The FBR's circular is related to the powers of inquiry available to the Commissioner Appeals stipulated under section 128 (4) of the Income Tax Ordinance 2001, 45B(3) of the Sales Tax Act 1990, and section 33(3) of the Federal Excise Act 2015.

Waheed Shahzad Butt, a tax expert, explained that the circular issued by the FBR legal wing dated 15.02.2021 is two folds, one is contrary to the right of access to justice, while the other is correcting the mindset of IRS officials working as CIR-Appeals to avoid unnecessary litigation at the cost of the public exchequer to frequently remanding the cases under the umbrella of Annulment.

Tax experts are divided over the powers to be exercised by the Commissioner Appeals available to them under the law.

"I am directed to invite your kind attention towards the express provisions of sub-section (4) of section 128 of Income Tax Ordinance 2001; (3) of section 45B of Sales Tax Act 1990 and (3) of section 33 of the Federal Excise Act 2005 and to state that the power envisaged under section (4) of section 128 of the Income Tax Ordinance 2001, 45B of the Sales Tax Act 1990 and 33 of the Federal Excise Act 2005 may be exercised and unnecessary annulment of orders with directions may be avoided," the FBR secretary appeals (Legal Wing)'s statement in the instructions.

Some tax experts were of the view that the said circular is self explanatory as the administration setting guidelines for judgments of judges is against the law.

Circular would be challenged before high court.

The Pakistan Tax Bar Association has condemned the language of notification, as tax consultants from all over Pakistan are raising voice against this notification.

Waheed added that the Supreme Court in PLD 2012 SC 923, unequivocally, held that "under Articles 9 & 25 right of access to justice included the right to be treated according to law, the right to have a fair and proper trial and a right to have an impartial court or Tribunal".

In mostly sensitive cases, CIR-Appeals have wrongly remanded the cases to the department without appreciating the fact that Finance Act, 2005, brought about amendment in Section 129(1) of the Ordinance and the provisions empowering the First Appellate Authority to set aside the assessment order with the directions to make new assessment order had been deleted.

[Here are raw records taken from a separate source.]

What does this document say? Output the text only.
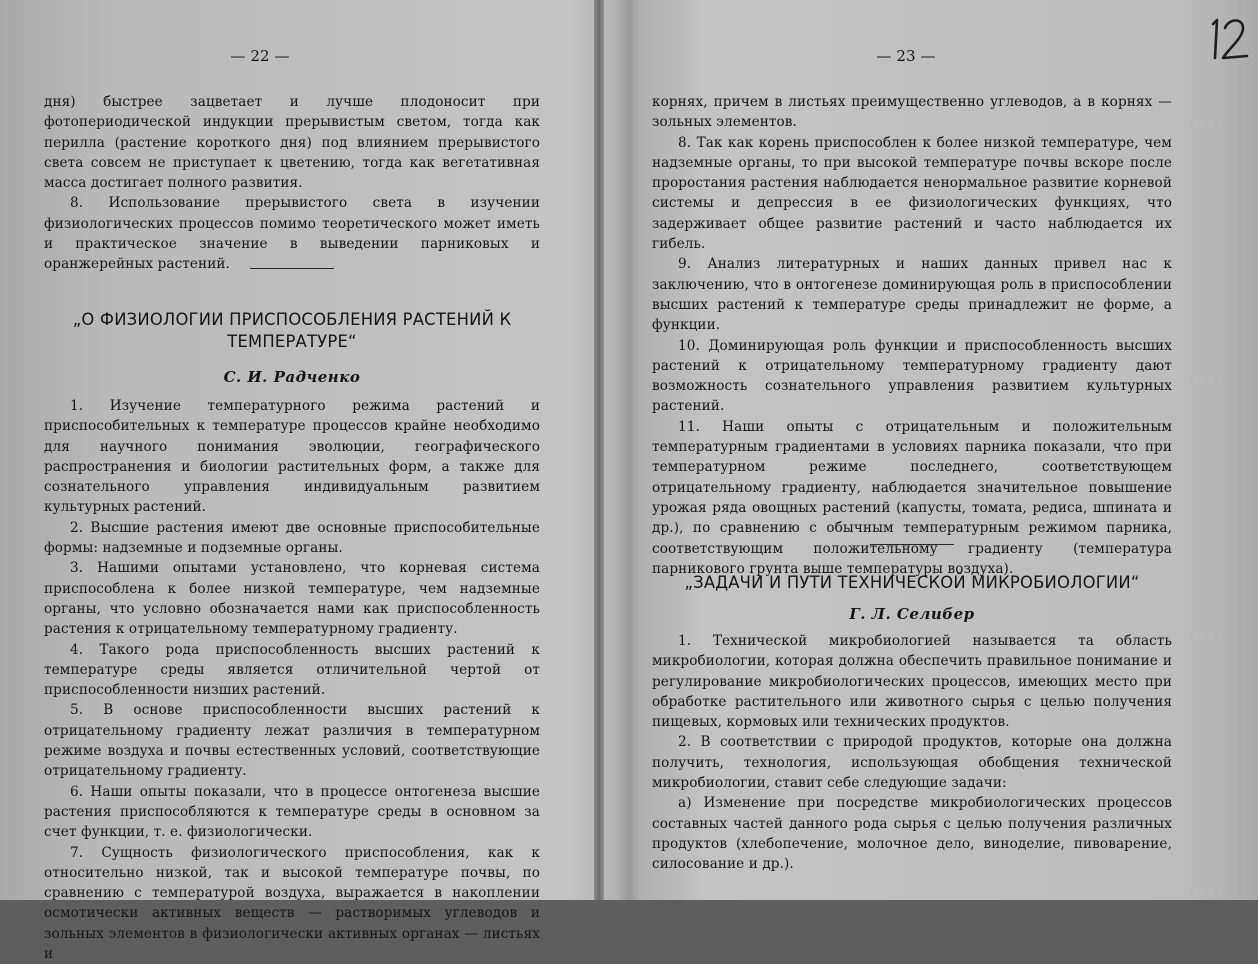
— 22 —

дня) быстрее зацветает и лучше плодоносит при фотопериодической индукции прерывистым светом, тогда как перилла (растение короткого дня) под влиянием прерывистого света совсем не приступает к цветению, тогда как вегетативная масса достигает полного развития.

8. Использование прерывистого света в изучении физиологических процессов помимо теоретического может иметь и практическое значение в выведении парниковых и оранжерейных растений.

„О ФИЗИОЛОГИИ ПРИСПОСОБЛЕНИЯ РАСТЕНИЙ К ТЕМПЕРАТУРЕ“
С. И. Радченко

1. Изучение температурного режима растений и приспособительных к температуре процессов крайне необходимо для научного понимания эволюции, географического распространения и биологии растительных форм, а также для сознательного управления индивидуальным развитием культурных растений.

2. Высшие растения имеют две основные приспособительные формы: надземные и подземные органы.

3. Нашими опытами установлено, что корневая система приспособлена к более низкой температуре, чем надземные органы, что условно обозначается нами как приспособленность растения к отрицательному температурному градиенту.

4. Такого рода приспособленность высших растений к температуре среды является отличительной чертой от приспособленности низших растений.

5. В основе приспособленности высших растений к отрицательному градиенту лежат различия в температурном режиме воздуха и почвы естественных условий, соответствующие отрицательному градиенту.

6. Наши опыты показали, что в процессе онтогенеза высшие растения приспособляются к температуре среды в основном за счет функции, т. е. физиологически.

7. Сущность физиологического приспособления, как к относительно низкой, так и высокой температуре почвы, по сравнению с температурой воздуха, выражается в накоплении осмотически активных веществ — растворимых углеводов и зольных элементов в физиологически активных органах — листьях и

— 23 —

корнях, причем в листьях преимущественно углеводов, а в корнях — зольных элементов.

8. Так как корень приспособлен к более низкой температуре, чем надземные органы, то при высокой температуре почвы вскоре после проростания растения наблюдается ненормальное развитие корневой системы и депрессия в ее физиологических функциях, что задерживает общее развитие растений и часто наблюдается их гибель.

9. Анализ литературных и наших данных привел нас к заключению, что в онтогенезе доминирующая роль в приспособлении высших растений к температуре среды принадлежит не форме, а функции.

10. Доминирующая роль функции и приспособленность высших растений к отрицательному температурному градиенту дают возможность сознательного управления развитием культурных растений.

11. Наши опыты с отрицательным и положительным температурным градиентами в условиях парника показали, что при температурном режиме последнего, соответствующем отрицательному градиенту, наблюдается значительное повышение урожая ряда овощных растений (капусты, томата, редиса, шпината и др.), по сравнению с обычным температурным режимом парника, соответствующим положительному градиенту (температура парникового грунта выше температуры воздуха).

„ЗАДАЧИ И ПУТИ ТЕХНИЧЕСКОЙ МИКРОБИОЛОГИИ“
Г. Л. Селибер

1. Технической микробиологией называется та область микробиологии, которая должна обеспечить правильное понимание и регулирование микробиологических процессов, имеющих место при обработке растительного или животного сырья с целью получения пищевых, кормовых или технических продуктов.

2. В соответствии с природой продуктов, которые она должна получить, технология, использующая обобщения технической микробиологии, ставит себе следующие задачи:

а) Изменение при посредстве микробиологических процессов составных частей данного рода сырья с целью получения различных продуктов (хлебопечение, молочное дело, виноделие, пивоварение, силосование и др.).
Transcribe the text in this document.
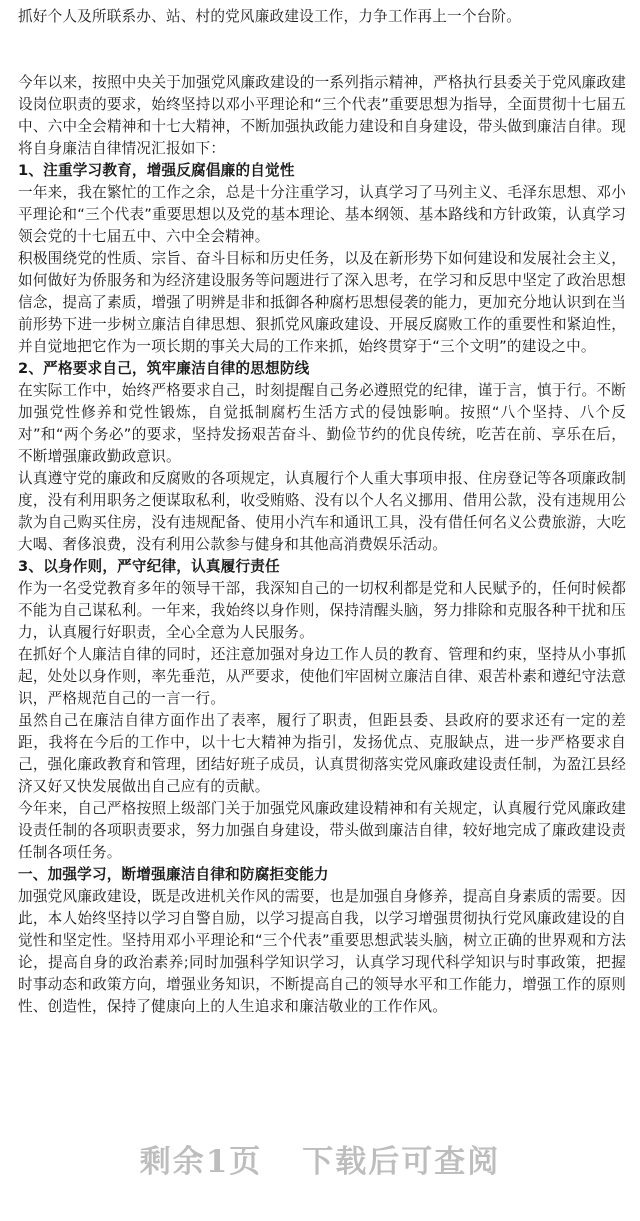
抓好个人及所联系办、站、村的党风廉政建设工作，力争工作再上一个台阶。

今年以来，按照中央关于加强党风廉政建设的一系列指示精神，严格执行县委关于党风廉政建设岗位职责的要求，始终坚持以邓小平理论和“三个代表”重要思想为指导，全面贯彻十七届五中、六中全会精神和十七大精神，不断加强执政能力建设和自身建设，带头做到廉洁自律。现将自身廉洁自律情况汇报如下：

1、注重学习教育，增强反腐倡廉的自觉性

一年来，我在繁忙的工作之余，总是十分注重学习，认真学习了马列主义、毛泽东思想、邓小平理论和“三个代表”重要思想以及党的基本理论、基本纲领、基本路线和方针政策，认真学习领会党的十七届五中、六中全会精神。

积极围绕党的性质、宗旨、奋斗目标和历史任务，以及在新形势下如何建设和发展社会主义，如何做好为侨服务和为经济建设服务等问题进行了深入思考，在学习和反思中坚定了政治思想信念，提高了素质，增强了明辨是非和抵御各种腐朽思想侵袭的能力，更加充分地认识到在当前形势下进一步树立廉洁自律思想、狠抓党风廉政建设、开展反腐败工作的重要性和紧迫性，并自觉地把它作为一项长期的事关大局的工作来抓，始终贯穿于“三个文明”的建设之中。

2、严格要求自己，筑牢廉洁自律的思想防线

在实际工作中，始终严格要求自己，时刻提醒自己务必遵照党的纪律，谨于言，慎于行。不断加强党性修养和党性锻炼，自觉抵制腐朽生活方式的侵蚀影响。按照“八个坚持、八个反对”和“两个务必”的要求，坚持发扬艰苦奋斗、勤俭节约的优良传统，吃苦在前、享乐在后，不断增强廉政勤政意识。

认真遵守党的廉政和反腐败的各项规定，认真履行个人重大事项申报、住房登记等各项廉政制度，没有利用职务之便谋取私利，收受贿赂、没有以个人名义挪用、借用公款，没有违规用公款为自己购买住房，没有违规配备、使用小汽车和通讯工具，没有借任何名义公费旅游，大吃大喝、奢侈浪费，没有利用公款参与健身和其他高消费娱乐活动。

3、以身作则，严守纪律，认真履行责任

作为一名受党教育多年的领导干部，我深知自己的一切权利都是党和人民赋予的，任何时候都不能为自己谋私利。一年来，我始终以身作则，保持清醒头脑，努力排除和克服各种干扰和压力，认真履行好职责，全心全意为人民服务。

在抓好个人廉洁自律的同时，还注意加强对身边工作人员的教育、管理和约束，坚持从小事抓起，处处以身作则，率先垂范，从严要求，使他们牢固树立廉洁自律、艰苦朴素和遵纪守法意识，严格规范自己的一言一行。

虽然自己在廉洁自律方面作出了表率，履行了职责，但距县委、县政府的要求还有一定的差距，我将在今后的工作中，以十七大精神为指引，发扬优点、克服缺点，进一步严格要求自己，强化廉政教育和管理，团结好班子成员，认真贯彻落实党风廉政建设责任制，为盈江县经济又好又快发展做出自己应有的贡献。

今年来，自己严格按照上级部门关于加强党风廉政建设精神和有关规定，认真履行党风廉政建设责任制的各项职责要求，努力加强自身建设，带头做到廉洁自律，较好地完成了廉政建设责任制各项任务。

一、加强学习，断增强廉洁自律和防腐拒变能力

加强党风廉政建设，既是改进机关作风的需要，也是加强自身修养，提高自身素质的需要。因此，本人始终坚持以学习自警自励，以学习提高自我，以学习增强贯彻执行党风廉政建设的自觉性和坚定性。坚持用邓小平理论和“三个代表”重要思想武装头脑，树立正确的世界观和方法论，提高自身的政治素养;同时加强科学知识学习，认真学习现代科学知识与时事政策，把握时事动态和政策方向，增强业务知识，不断提高自己的领导水平和工作能力，增强工作的原则性、创造性，保持了健康向上的人生追求和廉洁敬业的工作作风。

剩余1页 下载后可查阅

Besides, the amendment conferred extensive powers to the Commissioner (Appeals) to examine evidence and to undertake further enquiries to decide the case instead of remanding it for de-novo assessment proceedings.

Question of remand back the case to the assessing officer for a new assessment came up for hearing before the Full Bench of the ATIR, in the case reported as 2012 PTD 1032, wherein, it has been held that after the amendment through Finance Act, 2005 in Section 129 of the Ordinance, the Commissioner lacks the power to remand the case to the assessing officer.

Even otherwise, remand order is highly deprecated in law and such order should not be passed in a routine manner to allow a party to improve his case or to fill in the lacuna, 2002 PTD 407 (High Court), 1997 SCMR 524 and 1997 SCMR 1849.

The FBR letter No 1(21)S(Legal-DT)/15 dated 09.02.2015 addressed to all CCIR(s) and All Commissioner-IR (Appeals) of Pakistan is an eye-opener for all public office holders working as Quasi Judicial officers FBR, Waheed added.